Eros se concentrava muito mais no prazer que na figura de Naomi, no final de seu sexo solitário debaixo daquela ducha de água fria. Deixava a água correr pelo corpo, ajudando a esfriar-se e refrescar-se enquanto saciava seu enorme e grosso pênis entre seus dedos também grossos e longos. Controlava os gemidos para não gritar – não queria acordar principalmente a musa inspiradora daquela imaginação sexual. Ao terminar, escorreu pela parede e caiu sentado no chão, respirando mais intensamente para pegar fôlego. Abriu os olhos e olhou para o chuveiro. Levantou-se e foi fechar aquele desperdício de água.

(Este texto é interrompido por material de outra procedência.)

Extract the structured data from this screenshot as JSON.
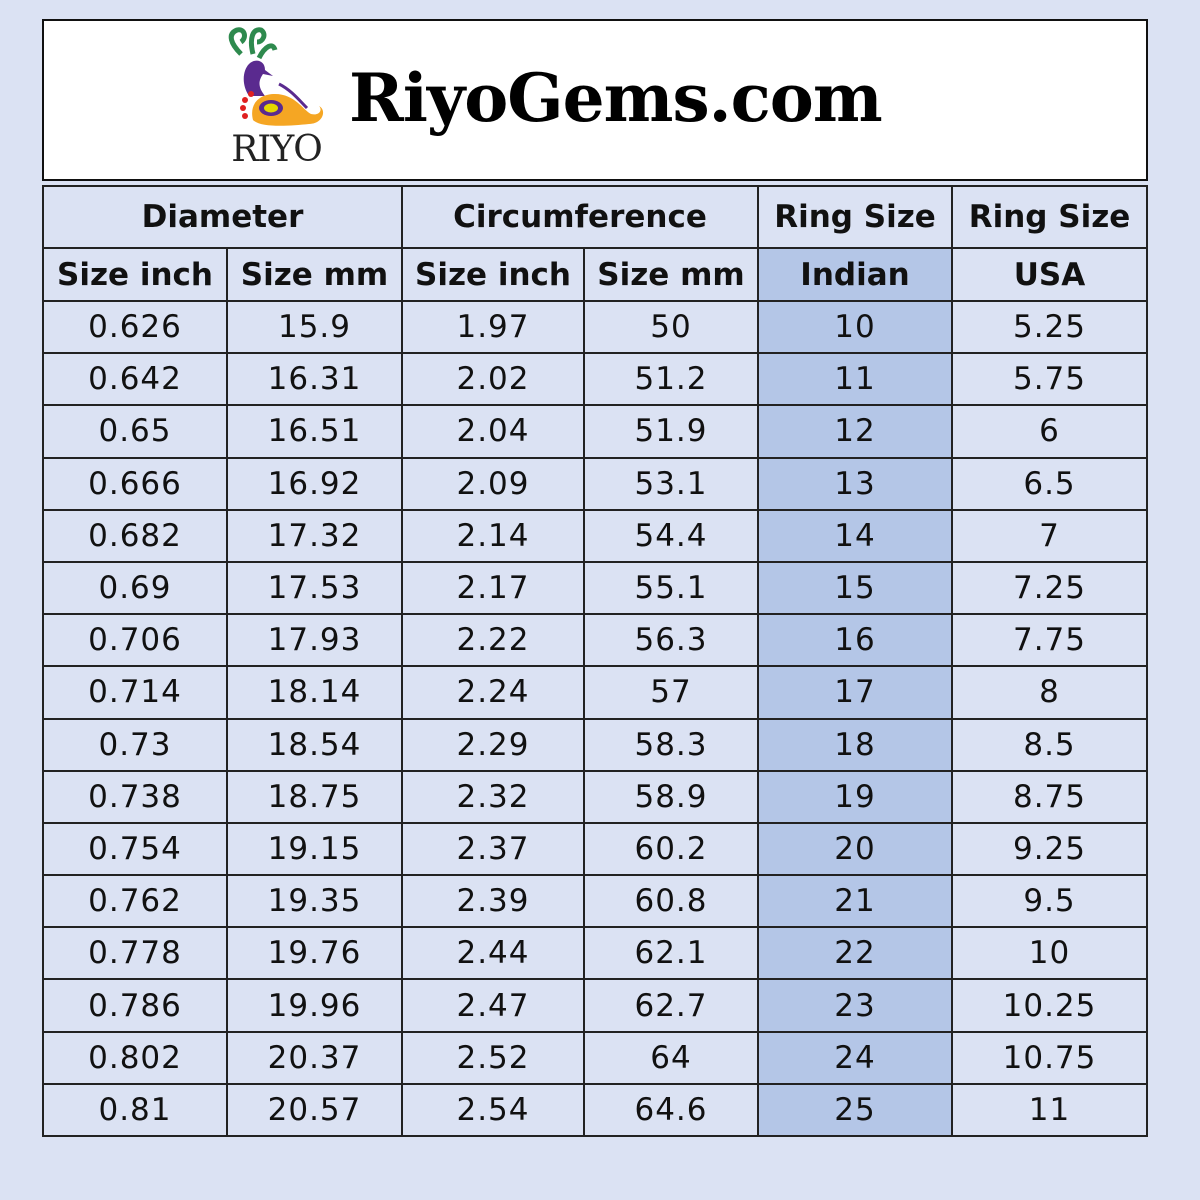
{
  "brand": {
    "logo_text": "RIYO",
    "site_name": "RiyoGems.com"
  },
  "colors": {
    "background": "#dbe2f3",
    "highlight_column": "#b4c6e7"
  },
  "table": {
    "group_headers": [
      "Diameter",
      "Circumference",
      "Ring Size",
      "Ring Size"
    ],
    "sub_headers": [
      "Size inch",
      "Size mm",
      "Size inch",
      "Size mm",
      "Indian",
      "USA"
    ],
    "rows": [
      [
        "0.626",
        "15.9",
        "1.97",
        "50",
        "10",
        "5.25"
      ],
      [
        "0.642",
        "16.31",
        "2.02",
        "51.2",
        "11",
        "5.75"
      ],
      [
        "0.65",
        "16.51",
        "2.04",
        "51.9",
        "12",
        "6"
      ],
      [
        "0.666",
        "16.92",
        "2.09",
        "53.1",
        "13",
        "6.5"
      ],
      [
        "0.682",
        "17.32",
        "2.14",
        "54.4",
        "14",
        "7"
      ],
      [
        "0.69",
        "17.53",
        "2.17",
        "55.1",
        "15",
        "7.25"
      ],
      [
        "0.706",
        "17.93",
        "2.22",
        "56.3",
        "16",
        "7.75"
      ],
      [
        "0.714",
        "18.14",
        "2.24",
        "57",
        "17",
        "8"
      ],
      [
        "0.73",
        "18.54",
        "2.29",
        "58.3",
        "18",
        "8.5"
      ],
      [
        "0.738",
        "18.75",
        "2.32",
        "58.9",
        "19",
        "8.75"
      ],
      [
        "0.754",
        "19.15",
        "2.37",
        "60.2",
        "20",
        "9.25"
      ],
      [
        "0.762",
        "19.35",
        "2.39",
        "60.8",
        "21",
        "9.5"
      ],
      [
        "0.778",
        "19.76",
        "2.44",
        "62.1",
        "22",
        "10"
      ],
      [
        "0.786",
        "19.96",
        "2.47",
        "62.7",
        "23",
        "10.25"
      ],
      [
        "0.802",
        "20.37",
        "2.52",
        "64",
        "24",
        "10.75"
      ],
      [
        "0.81",
        "20.57",
        "2.54",
        "64.6",
        "25",
        "11"
      ]
    ]
  }
}
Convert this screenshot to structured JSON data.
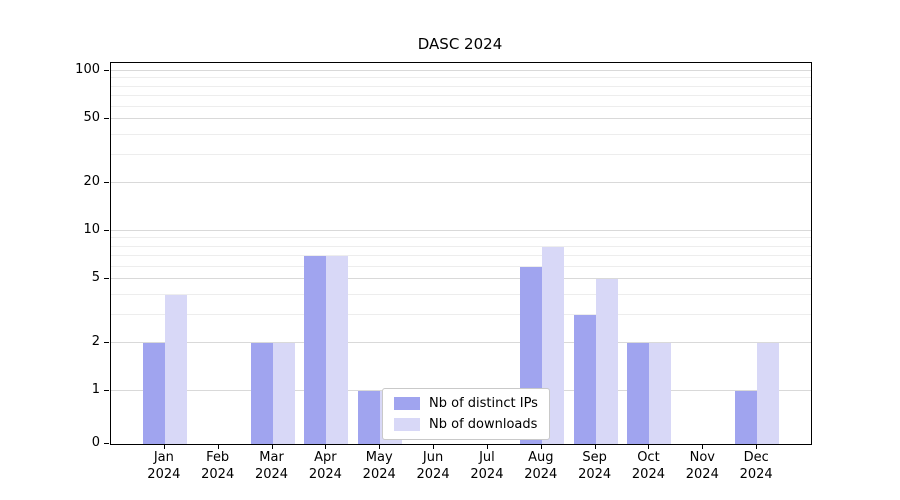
{
  "chart_data": {
    "type": "bar",
    "title": "DASC 2024",
    "months": [
      "Jan",
      "Feb",
      "Mar",
      "Apr",
      "May",
      "Jun",
      "Jul",
      "Aug",
      "Sep",
      "Oct",
      "Nov",
      "Dec"
    ],
    "year": "2024",
    "series": [
      {
        "name": "Nb of distinct IPs",
        "color": "#a0a4ef",
        "values": [
          2,
          0,
          2,
          7,
          1,
          0,
          0,
          6,
          3,
          2,
          0,
          1
        ]
      },
      {
        "name": "Nb of downloads",
        "color": "#d8d8f7",
        "values": [
          4,
          0,
          2,
          7,
          1,
          0,
          0,
          8,
          5,
          2,
          0,
          2
        ]
      }
    ],
    "y_scale": "symlog",
    "y_ticks": [
      0,
      1,
      2,
      5,
      10,
      20,
      50,
      100
    ],
    "y_minor_ticks": [
      3,
      4,
      6,
      7,
      8,
      9,
      30,
      40,
      60,
      70,
      80,
      90
    ],
    "ylim": [
      0,
      100
    ],
    "grid": "on",
    "legend_position": "lower center"
  }
}
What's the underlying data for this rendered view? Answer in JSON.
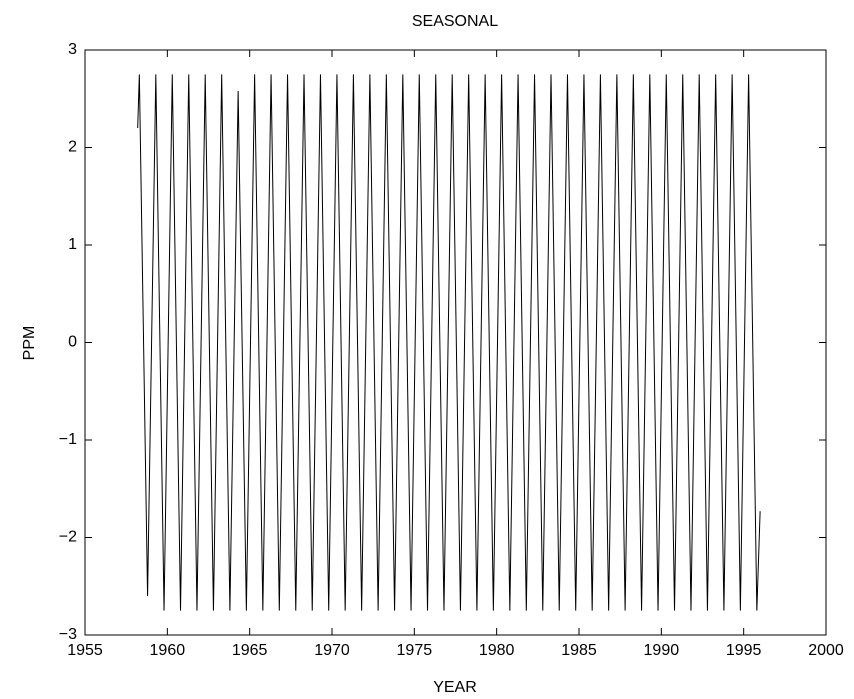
{
  "chart_data": {
    "type": "line",
    "title": "SEASONAL",
    "x_label": "YEAR",
    "y_label": "PPM",
    "color": "#000000",
    "x": [
      1958.2,
      1958.3,
      1958.8,
      1959.3,
      1959.8,
      1960.3,
      1960.8,
      1961.3,
      1961.8,
      1962.3,
      1962.8,
      1963.3,
      1963.8,
      1964.3,
      1964.8,
      1965.3,
      1965.8,
      1966.3,
      1966.8,
      1967.3,
      1967.8,
      1968.3,
      1968.8,
      1969.3,
      1969.8,
      1970.3,
      1970.8,
      1971.3,
      1971.8,
      1972.3,
      1972.8,
      1973.3,
      1973.8,
      1974.3,
      1974.8,
      1975.3,
      1975.8,
      1976.3,
      1976.8,
      1977.3,
      1977.8,
      1978.3,
      1978.8,
      1979.3,
      1979.8,
      1980.3,
      1980.8,
      1981.3,
      1981.8,
      1982.3,
      1982.8,
      1983.3,
      1983.8,
      1984.3,
      1984.8,
      1985.3,
      1985.8,
      1986.3,
      1986.8,
      1987.3,
      1987.8,
      1988.3,
      1988.8,
      1989.3,
      1989.8,
      1990.3,
      1990.8,
      1991.3,
      1991.8,
      1992.3,
      1992.8,
      1993.3,
      1993.8,
      1994.3,
      1994.8,
      1995.3,
      1995.8,
      1996.0
    ],
    "values": [
      2.2,
      2.75,
      -2.6,
      2.75,
      -2.75,
      2.75,
      -2.75,
      2.75,
      -2.75,
      2.75,
      -2.75,
      2.75,
      -2.75,
      2.58,
      -2.75,
      2.75,
      -2.75,
      2.75,
      -2.75,
      2.75,
      -2.75,
      2.75,
      -2.75,
      2.75,
      -2.75,
      2.75,
      -2.75,
      2.75,
      -2.75,
      2.75,
      -2.75,
      2.75,
      -2.75,
      2.75,
      -2.75,
      2.75,
      -2.75,
      2.75,
      -2.75,
      2.75,
      -2.75,
      2.75,
      -2.75,
      2.75,
      -2.75,
      2.75,
      -2.75,
      2.75,
      -2.75,
      2.75,
      -2.75,
      2.75,
      -2.75,
      2.75,
      -2.75,
      2.75,
      -2.75,
      2.75,
      -2.75,
      2.75,
      -2.75,
      2.75,
      -2.75,
      2.75,
      -2.75,
      2.75,
      -2.75,
      2.75,
      -2.75,
      2.75,
      -2.75,
      2.75,
      -2.75,
      2.75,
      -2.75,
      2.75,
      -2.75,
      -1.73
    ],
    "xlim": [
      1955,
      2000
    ],
    "xticks": [
      1955,
      1960,
      1965,
      1970,
      1975,
      1980,
      1985,
      1990,
      1995,
      2000
    ],
    "ylim": [
      -3,
      3
    ],
    "yticks": [
      {
        "value": -3,
        "label": "−3"
      },
      {
        "value": -2,
        "label": "−2"
      },
      {
        "value": -1,
        "label": "−1"
      },
      0,
      1,
      2,
      3
    ]
  }
}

Depois de uma boa macarronada de micro-ondas, ele foi dormir para recuperar as energias. E Naomi despertava aos poucos, olhando para o teto do seu quarto. Lembrava-se do sonho que teve e se sentia culpada. Havia tido um estranho sonho erótico com justamente aquele que estava pensando nela enquanto se satisfazia debaixo do chuveiro. E o sonho vinha melhor em sua mente: aquele safado beijava-lhe as costas nuas enquanto e se esfregava todo nela, despido. Como sua carne era fraca! Ela sequer lhe oferecia resistência, subindo por cima daquele corpo, fazendo o mesmo que ele fazia em suas costas. Dono daquele momento e daquela mulher, Eros conduzia ela a esfregar seu sexo contra o dele, e ela fazia movimentos pra cima e para baixo, tanto que não durou muito tempo ela já estava extremamente excitada, implorando para ele "entrar". Foi quando ele colocou-a virada de bruços e retornava a beijá-la beijava tão ardentemente desde o pescoço até o final da coluna que Naomi acordou. Ela sentia-se molhada por baixo. Havia gozado apenas em sonho. Havia traído quem amava até então em sonhos... pelo menos, ela ficou com essa impressão. Mas aquele sonho... ela podia sentir até o cheiro dele, o calor dele... do seu vizinho atraente e sensual. Levantou-se, tomando uma ducha gelada meio contra sua vontade, mas precisava esquecer aquele sonho e também se preparar para mais um dia naquela empresa. Acalmou-se quando lembrou-se de Don e aquela proposta em relação ao seu desempenho e promoção do trabalho. Aquilo a tirou daquela fantasia e a fez voltar para a realidade cruel – era o que ela queria até então.